Let's start from the pi-network on the input with R3 going to GND (vcc/2 is used because op-amp is supplied from Vcc to GND). By using Thevenin we have:
Voc=R3/(Ra+Rb)*Vi
Rth=Rb+Ra*R3/(Ra+R3)
so all the pi-network can be replaced by a voltage generator Voc followed by a series resistor Rth. The circuit is now a simple inverting-amplifier, thus
Vo=-Rf/Rth*Voc
replacing with complete expression for Voc and Rth we will have:
Vo=-RF*(Ra+R3)/[Rb*(Ra+R3)+Ra*R3] * R3/(Ra+R3) *Vi ==> Vo/Vi=-Rf*R3/[Ra*Rb+(Ra+Rb)*R3]

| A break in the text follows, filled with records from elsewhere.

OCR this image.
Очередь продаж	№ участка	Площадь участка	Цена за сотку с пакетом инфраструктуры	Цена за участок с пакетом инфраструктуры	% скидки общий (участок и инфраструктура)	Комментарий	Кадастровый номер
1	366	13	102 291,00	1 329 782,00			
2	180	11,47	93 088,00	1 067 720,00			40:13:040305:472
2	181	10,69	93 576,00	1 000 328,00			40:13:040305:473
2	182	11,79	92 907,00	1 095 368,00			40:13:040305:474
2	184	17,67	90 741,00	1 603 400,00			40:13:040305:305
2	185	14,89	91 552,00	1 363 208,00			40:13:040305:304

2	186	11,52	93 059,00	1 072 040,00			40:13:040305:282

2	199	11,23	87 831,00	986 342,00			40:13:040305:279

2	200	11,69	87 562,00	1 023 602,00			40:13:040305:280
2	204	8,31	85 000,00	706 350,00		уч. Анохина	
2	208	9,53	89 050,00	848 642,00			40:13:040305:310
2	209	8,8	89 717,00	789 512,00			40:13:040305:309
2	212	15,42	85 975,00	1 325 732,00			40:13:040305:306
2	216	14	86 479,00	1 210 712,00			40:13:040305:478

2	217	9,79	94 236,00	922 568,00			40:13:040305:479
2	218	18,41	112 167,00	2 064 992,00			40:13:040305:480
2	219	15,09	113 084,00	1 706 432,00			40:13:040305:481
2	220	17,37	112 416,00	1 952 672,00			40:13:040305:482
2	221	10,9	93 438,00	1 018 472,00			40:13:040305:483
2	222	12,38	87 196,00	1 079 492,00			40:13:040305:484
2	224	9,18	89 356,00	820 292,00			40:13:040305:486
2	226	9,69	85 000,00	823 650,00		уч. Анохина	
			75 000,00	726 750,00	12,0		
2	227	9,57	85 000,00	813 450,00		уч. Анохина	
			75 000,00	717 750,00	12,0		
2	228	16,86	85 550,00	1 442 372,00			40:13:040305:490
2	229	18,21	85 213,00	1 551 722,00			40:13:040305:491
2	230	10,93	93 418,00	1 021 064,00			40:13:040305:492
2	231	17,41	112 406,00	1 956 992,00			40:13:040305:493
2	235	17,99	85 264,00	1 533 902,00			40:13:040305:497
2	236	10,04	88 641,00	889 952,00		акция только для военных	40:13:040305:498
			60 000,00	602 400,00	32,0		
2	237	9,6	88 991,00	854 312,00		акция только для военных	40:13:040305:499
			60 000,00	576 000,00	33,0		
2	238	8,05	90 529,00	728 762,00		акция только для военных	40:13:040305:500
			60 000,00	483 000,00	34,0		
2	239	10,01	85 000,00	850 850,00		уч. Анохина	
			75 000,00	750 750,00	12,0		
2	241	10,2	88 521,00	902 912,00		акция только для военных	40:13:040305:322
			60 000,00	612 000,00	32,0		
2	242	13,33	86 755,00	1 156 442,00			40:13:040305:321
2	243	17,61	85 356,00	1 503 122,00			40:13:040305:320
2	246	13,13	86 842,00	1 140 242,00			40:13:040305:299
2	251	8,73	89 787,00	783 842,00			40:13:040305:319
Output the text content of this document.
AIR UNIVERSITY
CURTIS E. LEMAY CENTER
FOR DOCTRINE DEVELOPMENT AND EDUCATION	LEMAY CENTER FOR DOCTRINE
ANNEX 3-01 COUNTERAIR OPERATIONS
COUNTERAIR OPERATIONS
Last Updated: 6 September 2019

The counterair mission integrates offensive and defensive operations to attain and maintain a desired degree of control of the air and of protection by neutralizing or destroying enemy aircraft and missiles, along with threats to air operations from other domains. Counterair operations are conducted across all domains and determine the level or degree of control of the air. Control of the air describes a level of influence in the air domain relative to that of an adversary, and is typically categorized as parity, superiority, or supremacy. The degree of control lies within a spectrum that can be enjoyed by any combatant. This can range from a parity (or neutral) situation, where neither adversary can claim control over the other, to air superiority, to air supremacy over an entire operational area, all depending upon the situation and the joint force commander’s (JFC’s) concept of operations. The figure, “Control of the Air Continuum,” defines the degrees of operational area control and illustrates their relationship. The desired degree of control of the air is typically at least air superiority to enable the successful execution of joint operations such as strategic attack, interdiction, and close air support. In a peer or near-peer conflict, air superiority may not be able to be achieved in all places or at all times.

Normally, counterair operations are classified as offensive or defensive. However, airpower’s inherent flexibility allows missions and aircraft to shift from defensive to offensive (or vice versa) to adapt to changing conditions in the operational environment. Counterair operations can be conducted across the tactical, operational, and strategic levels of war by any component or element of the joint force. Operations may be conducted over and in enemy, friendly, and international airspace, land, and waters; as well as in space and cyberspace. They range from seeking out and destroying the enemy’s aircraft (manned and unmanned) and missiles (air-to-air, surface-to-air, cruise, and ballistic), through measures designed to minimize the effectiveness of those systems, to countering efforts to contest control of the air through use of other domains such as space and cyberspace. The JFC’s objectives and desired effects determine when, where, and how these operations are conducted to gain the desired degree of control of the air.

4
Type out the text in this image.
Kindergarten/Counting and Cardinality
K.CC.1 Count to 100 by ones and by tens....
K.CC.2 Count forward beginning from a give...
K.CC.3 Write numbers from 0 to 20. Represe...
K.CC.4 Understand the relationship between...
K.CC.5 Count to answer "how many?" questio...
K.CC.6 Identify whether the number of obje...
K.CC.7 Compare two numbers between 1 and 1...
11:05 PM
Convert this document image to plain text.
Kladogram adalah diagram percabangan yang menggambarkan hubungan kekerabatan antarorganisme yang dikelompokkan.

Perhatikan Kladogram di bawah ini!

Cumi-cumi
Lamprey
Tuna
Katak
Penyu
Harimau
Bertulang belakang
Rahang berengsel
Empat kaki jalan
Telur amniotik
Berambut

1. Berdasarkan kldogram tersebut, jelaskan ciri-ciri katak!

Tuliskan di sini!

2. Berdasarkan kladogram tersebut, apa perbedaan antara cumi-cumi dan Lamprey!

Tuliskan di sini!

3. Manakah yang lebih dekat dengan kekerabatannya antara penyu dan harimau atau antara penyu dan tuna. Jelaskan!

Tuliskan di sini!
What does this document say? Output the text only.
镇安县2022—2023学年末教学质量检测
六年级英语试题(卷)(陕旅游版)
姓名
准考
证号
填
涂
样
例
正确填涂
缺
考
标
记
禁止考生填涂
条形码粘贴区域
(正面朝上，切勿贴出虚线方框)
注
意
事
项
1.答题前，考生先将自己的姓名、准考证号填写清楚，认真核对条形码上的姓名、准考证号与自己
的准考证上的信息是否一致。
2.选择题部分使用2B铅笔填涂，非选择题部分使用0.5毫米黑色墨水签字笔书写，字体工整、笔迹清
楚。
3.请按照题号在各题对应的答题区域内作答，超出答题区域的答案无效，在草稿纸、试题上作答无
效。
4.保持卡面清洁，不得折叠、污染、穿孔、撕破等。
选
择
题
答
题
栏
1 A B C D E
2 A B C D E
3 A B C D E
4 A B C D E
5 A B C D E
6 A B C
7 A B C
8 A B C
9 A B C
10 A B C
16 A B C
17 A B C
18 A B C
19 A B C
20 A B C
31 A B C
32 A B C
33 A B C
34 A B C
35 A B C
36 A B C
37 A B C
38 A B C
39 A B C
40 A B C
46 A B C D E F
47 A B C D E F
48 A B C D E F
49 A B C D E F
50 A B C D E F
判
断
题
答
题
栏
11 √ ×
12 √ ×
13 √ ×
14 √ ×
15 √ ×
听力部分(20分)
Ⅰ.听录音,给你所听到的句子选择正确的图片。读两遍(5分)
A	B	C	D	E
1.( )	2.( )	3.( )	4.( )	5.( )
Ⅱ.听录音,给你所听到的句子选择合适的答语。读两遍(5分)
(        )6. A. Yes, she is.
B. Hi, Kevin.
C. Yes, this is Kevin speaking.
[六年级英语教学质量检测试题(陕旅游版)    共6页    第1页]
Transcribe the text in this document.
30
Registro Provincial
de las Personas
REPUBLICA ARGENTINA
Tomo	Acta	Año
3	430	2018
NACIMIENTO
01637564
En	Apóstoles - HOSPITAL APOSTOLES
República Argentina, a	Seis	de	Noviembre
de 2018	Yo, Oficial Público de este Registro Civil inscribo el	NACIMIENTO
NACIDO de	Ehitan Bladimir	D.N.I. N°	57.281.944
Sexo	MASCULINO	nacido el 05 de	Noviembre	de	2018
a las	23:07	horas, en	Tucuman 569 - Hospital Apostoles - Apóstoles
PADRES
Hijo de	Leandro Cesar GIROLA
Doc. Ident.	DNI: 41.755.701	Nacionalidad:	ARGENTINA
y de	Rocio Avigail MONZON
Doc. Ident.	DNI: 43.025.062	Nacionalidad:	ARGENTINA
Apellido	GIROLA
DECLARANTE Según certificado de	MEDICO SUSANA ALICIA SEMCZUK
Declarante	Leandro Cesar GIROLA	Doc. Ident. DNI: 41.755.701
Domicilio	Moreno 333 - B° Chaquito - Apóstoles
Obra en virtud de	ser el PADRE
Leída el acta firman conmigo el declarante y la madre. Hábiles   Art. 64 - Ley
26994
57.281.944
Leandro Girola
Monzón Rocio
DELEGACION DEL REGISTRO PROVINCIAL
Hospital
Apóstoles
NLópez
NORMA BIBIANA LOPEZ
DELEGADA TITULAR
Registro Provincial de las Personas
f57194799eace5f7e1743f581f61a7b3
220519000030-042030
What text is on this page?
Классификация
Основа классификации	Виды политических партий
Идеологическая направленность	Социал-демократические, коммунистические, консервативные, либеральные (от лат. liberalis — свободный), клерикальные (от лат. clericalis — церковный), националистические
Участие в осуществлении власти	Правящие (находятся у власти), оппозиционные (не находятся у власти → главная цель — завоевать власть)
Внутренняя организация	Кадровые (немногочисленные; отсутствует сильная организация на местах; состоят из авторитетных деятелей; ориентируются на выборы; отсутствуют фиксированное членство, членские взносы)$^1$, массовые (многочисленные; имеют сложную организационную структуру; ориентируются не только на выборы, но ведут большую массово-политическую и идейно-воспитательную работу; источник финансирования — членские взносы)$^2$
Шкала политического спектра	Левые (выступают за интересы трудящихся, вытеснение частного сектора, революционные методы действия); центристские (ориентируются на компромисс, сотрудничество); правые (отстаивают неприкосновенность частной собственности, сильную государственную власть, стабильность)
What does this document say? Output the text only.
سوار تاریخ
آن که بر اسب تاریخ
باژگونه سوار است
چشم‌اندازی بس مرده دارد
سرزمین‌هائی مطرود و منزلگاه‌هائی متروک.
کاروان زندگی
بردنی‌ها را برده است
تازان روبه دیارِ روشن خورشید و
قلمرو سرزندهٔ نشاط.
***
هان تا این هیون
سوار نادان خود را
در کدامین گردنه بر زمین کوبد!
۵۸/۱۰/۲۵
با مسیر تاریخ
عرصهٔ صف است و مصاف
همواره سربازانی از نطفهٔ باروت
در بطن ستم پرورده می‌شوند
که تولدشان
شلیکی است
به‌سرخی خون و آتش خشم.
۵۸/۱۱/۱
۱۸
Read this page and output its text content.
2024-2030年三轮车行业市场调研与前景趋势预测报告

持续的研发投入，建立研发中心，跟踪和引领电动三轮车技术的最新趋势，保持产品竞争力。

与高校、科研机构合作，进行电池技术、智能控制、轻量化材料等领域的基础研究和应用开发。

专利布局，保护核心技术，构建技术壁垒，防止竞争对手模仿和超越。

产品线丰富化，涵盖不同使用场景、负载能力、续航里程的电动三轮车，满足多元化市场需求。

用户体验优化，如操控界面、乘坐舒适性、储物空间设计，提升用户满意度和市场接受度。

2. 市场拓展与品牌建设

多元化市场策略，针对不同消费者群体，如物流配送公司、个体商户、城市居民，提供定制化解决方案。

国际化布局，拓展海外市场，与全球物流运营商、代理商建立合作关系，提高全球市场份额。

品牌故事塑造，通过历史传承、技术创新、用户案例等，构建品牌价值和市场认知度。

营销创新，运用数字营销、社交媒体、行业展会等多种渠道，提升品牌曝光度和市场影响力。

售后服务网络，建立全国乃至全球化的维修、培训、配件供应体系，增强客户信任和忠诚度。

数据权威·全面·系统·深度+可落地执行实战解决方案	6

Since Ra=Rb (let's call this Rs):
Vo/Vi=-Rf*R3/(Rs²+2*R3*Rs) the article says that Rf=2*Rs (have a look at the number written on the components) then:
Vo/Vi=-2*R3/(Rs+2*R3)
normalizing to Rs=1:
Vo/Vi=-2*R3/(1+2*R3)
from this we can now extract R3 normalized (of couse we need tha absolute value of the gain, so the sign "-" have to be eliminated):
(Vo/Vi)+2*R3*(Vo/Vi)=2*R3
from which:
R3=(Vo/Vi)/{2*[1-(Vo/Vi)]}